Besides the quarterly trade deficit, China's overall trade surplus, long a source of friction with some of its major trading partners, has steadily decreased in the past couple of years.

Veronique Riches-Flores, head of thematic research at Societe Generale, a major European financial services company based in France, said in a report that shrinking Chinese trade surplus means the country is becoming a consuming machine from an exporting machine.

The world has a lot to gain when China embarks on a shopping spree. For developing countries, they now have an important alternative market after exports to developed countries stalled in the global financial crisis.

China became the largest trading partner and the single biggest export market of Southeast Asian countries in 2010.

A free trade area was created at the beginning of last year between China and the 10 members of the Association of Southeast Asian Nations

(ASEAN). Given the increasing appetite of Chinese consumers for foreign goods, ASEAN countries can expect to sell more to their northern neighbor.

For other major emerging economies, the Chinese market is also of critical importance.

The total exports of Brazil, Russia, India and South Africa combined to China recorded a stellar 52.7 percent year-on-year increase in the first quarter, reaching 33.05 billion U.S. dollars.

China, now the world's second largest economy, has replaced the United States as Brazil's largest trading partner, as it buys billions of dollars worth of Brazilian agricultural products, crude oil and iron ore.

In Africa, the Chinese market means increasing trade opportunities and something more.

Charles Robertson, global chief economist at Renaissance Capital, a Russian investment bank and research organization, noted that total trade between Africa and China was just 10.6 billion dollars in 2000, and it rose sharply to 129 billion dollars in 2010.

In a recently published interview with Moneyweb, a leading source of investment information in South Africa, Robertson added that some African countries, supported by export revenues from China, had managed to secure development loans from Chinese banks to improve poor infrastructure, which could further help economic development.

Some buyers takes photos outside the exhibition hall of the 109th China Import and Export Fair, also called the Canton Fair, held in Guangzhou, south China's Guangdong Province, April 15, 2011. The Canton Fair, China's largest trade fair and a key indicator of the country's trade and economic development, opened Friday amid growing inflation concerns weighing on the nation's exporters. (Xinhua/Chen Yehua)

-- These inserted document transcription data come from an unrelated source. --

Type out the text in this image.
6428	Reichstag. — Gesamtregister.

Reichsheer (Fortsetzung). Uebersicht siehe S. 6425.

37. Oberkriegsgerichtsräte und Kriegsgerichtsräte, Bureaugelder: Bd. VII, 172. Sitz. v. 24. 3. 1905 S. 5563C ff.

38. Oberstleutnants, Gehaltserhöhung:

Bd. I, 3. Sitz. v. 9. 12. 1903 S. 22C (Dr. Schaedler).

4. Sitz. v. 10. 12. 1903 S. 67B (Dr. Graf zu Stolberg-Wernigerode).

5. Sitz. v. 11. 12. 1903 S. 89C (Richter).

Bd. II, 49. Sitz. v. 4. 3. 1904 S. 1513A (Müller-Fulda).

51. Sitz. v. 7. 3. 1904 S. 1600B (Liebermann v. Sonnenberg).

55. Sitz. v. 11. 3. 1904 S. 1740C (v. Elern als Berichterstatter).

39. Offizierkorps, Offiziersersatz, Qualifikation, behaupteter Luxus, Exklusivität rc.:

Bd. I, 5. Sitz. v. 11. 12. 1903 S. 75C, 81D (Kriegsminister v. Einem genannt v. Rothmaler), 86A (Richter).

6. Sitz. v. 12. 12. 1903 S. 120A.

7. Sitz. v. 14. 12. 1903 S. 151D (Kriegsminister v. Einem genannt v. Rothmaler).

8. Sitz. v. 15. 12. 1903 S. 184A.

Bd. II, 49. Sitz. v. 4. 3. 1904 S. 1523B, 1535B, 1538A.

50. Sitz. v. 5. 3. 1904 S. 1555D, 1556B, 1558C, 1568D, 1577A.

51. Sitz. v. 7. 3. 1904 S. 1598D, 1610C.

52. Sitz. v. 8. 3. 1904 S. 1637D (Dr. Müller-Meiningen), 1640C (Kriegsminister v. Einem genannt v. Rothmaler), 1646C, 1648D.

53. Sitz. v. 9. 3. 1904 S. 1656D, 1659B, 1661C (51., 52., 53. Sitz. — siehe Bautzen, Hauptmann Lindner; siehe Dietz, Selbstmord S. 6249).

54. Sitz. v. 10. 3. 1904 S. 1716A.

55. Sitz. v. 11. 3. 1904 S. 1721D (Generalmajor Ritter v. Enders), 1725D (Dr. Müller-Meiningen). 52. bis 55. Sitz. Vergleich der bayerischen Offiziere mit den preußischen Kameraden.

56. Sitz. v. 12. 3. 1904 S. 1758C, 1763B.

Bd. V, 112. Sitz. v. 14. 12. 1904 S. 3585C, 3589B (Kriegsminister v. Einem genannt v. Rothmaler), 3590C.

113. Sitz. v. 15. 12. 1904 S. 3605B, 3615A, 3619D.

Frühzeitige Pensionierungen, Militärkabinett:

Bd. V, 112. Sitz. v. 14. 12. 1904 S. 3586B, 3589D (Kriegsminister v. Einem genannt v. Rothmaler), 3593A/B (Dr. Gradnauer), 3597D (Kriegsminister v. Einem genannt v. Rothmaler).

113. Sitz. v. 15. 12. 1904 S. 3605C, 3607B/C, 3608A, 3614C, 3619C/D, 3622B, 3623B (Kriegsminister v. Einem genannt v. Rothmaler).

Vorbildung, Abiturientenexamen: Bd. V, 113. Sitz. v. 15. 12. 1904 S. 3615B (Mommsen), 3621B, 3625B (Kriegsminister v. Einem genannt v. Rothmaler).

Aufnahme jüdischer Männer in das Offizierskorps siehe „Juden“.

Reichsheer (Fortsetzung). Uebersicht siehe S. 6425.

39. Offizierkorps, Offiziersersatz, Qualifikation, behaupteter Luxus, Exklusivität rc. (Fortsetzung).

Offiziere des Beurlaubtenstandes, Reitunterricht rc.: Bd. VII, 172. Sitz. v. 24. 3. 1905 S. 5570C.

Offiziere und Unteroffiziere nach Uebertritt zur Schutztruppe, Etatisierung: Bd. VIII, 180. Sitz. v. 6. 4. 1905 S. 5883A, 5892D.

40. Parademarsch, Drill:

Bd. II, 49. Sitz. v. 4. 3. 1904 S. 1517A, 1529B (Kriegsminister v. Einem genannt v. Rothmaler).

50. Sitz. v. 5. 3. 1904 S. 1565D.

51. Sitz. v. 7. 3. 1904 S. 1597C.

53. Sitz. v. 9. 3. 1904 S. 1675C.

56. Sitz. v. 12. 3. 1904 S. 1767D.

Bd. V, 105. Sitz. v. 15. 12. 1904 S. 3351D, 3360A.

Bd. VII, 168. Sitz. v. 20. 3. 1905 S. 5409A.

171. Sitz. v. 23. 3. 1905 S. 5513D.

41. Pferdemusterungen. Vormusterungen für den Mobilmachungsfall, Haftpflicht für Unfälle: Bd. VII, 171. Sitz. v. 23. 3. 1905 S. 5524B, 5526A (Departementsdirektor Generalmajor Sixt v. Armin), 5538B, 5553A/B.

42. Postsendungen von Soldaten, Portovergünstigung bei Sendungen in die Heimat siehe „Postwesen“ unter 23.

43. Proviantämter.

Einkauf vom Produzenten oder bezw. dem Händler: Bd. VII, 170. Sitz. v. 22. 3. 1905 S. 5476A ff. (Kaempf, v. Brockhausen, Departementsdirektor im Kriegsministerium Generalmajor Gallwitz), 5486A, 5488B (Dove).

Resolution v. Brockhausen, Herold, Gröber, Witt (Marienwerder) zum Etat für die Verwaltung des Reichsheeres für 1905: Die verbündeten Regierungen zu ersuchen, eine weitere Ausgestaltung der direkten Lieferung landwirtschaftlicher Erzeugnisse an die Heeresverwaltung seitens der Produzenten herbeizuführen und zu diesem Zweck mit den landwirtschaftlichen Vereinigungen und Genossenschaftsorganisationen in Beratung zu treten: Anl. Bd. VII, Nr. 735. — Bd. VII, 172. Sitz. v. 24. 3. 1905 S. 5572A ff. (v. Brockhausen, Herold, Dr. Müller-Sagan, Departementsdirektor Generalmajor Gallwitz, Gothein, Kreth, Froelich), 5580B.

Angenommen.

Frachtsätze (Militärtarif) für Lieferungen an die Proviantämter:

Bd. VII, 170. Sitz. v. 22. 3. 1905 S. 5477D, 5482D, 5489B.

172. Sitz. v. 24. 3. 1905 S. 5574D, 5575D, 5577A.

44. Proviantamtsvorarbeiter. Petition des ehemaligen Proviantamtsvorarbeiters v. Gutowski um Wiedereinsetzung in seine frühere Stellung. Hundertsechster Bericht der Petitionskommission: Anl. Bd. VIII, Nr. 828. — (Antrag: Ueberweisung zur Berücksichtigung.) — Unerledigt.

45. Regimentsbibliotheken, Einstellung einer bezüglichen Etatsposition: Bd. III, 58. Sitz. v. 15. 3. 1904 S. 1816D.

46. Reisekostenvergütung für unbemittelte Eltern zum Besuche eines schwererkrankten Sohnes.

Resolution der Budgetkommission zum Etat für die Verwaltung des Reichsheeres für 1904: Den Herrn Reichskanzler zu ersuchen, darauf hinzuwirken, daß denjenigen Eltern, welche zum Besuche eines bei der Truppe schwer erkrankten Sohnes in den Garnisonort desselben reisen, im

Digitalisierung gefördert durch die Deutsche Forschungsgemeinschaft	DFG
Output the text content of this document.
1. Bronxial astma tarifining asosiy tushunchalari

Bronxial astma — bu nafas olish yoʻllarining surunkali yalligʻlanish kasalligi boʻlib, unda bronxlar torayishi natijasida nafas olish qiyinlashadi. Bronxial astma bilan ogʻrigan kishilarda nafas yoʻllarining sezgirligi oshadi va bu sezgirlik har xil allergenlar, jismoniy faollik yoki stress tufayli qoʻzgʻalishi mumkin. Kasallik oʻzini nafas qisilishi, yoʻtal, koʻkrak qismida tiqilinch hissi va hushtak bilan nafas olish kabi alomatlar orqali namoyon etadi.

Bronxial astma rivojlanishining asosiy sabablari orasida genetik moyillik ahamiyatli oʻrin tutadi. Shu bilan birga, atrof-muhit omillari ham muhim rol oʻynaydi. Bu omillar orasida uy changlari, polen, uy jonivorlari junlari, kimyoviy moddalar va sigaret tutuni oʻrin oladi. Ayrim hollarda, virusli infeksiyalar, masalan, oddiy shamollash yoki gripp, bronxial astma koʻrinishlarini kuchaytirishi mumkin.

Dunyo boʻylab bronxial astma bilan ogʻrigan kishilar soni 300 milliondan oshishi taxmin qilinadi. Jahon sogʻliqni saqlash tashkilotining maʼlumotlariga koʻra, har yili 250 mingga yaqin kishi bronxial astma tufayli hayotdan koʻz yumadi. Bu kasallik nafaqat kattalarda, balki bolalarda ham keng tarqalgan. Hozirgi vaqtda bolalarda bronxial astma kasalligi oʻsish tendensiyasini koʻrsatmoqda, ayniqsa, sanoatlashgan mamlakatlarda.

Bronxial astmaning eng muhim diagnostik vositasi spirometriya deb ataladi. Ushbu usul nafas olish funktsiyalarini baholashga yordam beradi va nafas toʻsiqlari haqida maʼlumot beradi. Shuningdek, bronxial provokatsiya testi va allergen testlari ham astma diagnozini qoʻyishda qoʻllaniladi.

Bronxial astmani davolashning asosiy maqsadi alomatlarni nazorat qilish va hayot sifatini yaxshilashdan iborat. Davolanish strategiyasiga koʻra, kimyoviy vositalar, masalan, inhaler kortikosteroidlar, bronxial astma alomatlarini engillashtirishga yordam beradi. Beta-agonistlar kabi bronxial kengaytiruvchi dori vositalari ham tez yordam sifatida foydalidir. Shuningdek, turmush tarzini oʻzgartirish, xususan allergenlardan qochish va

The Chinese market is not only a boon to the developing countries. For developed countries, selling to the East is also essential, especially when they still struggle with high unemployment rates and lackluster economic growth nearly three years after the eruption of the global financial crisis.

U.S. President Barrack Obama has long sought to increase U.S. exports to help the country climb out of the crisis. The Chinese market plays an important role in the scheme.

U.S. exports to China have grown faster in recent years than those to other regions of the world. U.S. Treasury Secretary Timothy Geithner once said China could one day become the biggest market for U.S. goods and services.

For European countries, China, once a source of fierce competition with local manufacturers, has increasingly become an important business partner.

The German Edition of Financial Times said in a recent article that booming trade with China means European companies can sell more and more of their products to Chinese consumers, which has lifted share prices of many European industrial powerhouses.

Currently, German exports to China are bigger than those to its traditional fellow European partners like Belgium, Switzerland and Poland.

When China buys more, it is good for the rest of the world, but it is also good for China itself.

With more foreign-made products pouring into the Chinese market, Chinese consumers have the opportunity of buying some of the fine products from around the world, while Chinese companies can use imported equipment and technologies to further their own development.

More balanced trade with the rest of the world can also help ease lingering trade tensions between China and its major trading partners, thus paving the way for more cooperative economic and trade ties.